In Cold Blood is one of my favorites. Def read it. It defined a genre.
Good luck on Ulysses. *thud*
Northanger Abbey is good too. I read it at the same time that I was forced to read all the other Jane Austen and it was the only one I liked. I had a prof that thought the sun rose and set with Austen. By the end of the semester we all wanted to go back in time and stab her with her own pen.
If I were an English Prof I would force my students to read all of Margaret Atwood's books. Oryx and Crake. Great book. Rah. :)
I have Lolita on my To Read pile also. If you are going to read it in the near future, let me know and I'll pick it up.
(no subject)
Date: 2007-10-13 11:32 pm (UTC)In general, I like most things I read, Moby Dick being a def. exception. And I love train-of-thought writing...so Ulysses might not be so bad for me. :)
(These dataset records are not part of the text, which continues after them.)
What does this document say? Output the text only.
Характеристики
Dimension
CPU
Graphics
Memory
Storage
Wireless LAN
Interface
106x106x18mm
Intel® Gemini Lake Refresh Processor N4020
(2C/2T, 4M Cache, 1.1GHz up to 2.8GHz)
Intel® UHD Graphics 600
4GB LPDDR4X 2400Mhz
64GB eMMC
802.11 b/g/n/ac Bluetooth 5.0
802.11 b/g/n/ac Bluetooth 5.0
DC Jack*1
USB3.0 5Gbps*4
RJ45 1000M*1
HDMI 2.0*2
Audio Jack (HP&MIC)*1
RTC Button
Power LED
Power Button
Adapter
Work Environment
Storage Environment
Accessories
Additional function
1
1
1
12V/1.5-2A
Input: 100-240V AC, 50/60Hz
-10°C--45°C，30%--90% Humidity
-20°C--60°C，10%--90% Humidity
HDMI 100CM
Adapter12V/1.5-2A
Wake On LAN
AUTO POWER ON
I am alllll about Jane Austen, but it's rare to find someone who has read her stuff and can debate her merits/bad points.
(no subject)
Date: 2007-10-14 03:39 am (UTC)It's been 24 years since I read Jane Austen. Something tells me that we won't have a very long debate. x_x
I promised to make a positive post on my journal and have not made one yet. I promised myself that I would make MORE posts to my journal and have not done so yet. Why. I dunno. I just don't do it.
I'm reading Jennifer Government right now. It's very entertaining. :)
(no subject)
Date: 2007-10-17 03:03 am (UTC)The only Joyce Carol Oates I've read is her YA novel Big Mouth and Ugly Girl.
(no subject)
Date: 2007-10-17 04:28 am (UTC)I couldn't begin to name all the Oates I've read over the years. I think the last thing I read was Black Water. I know she's written a lot of other things since then.
I'm glad that most of my favorite writers are contemporary - Mostly Atwood.
I lost Kurt Vonnegut. My mind hurts a little when I think that I'll never get to tell Kurt Vonnegut how much his books meant to me. I should have done it when I had the chance. I plan to do it with Atwood.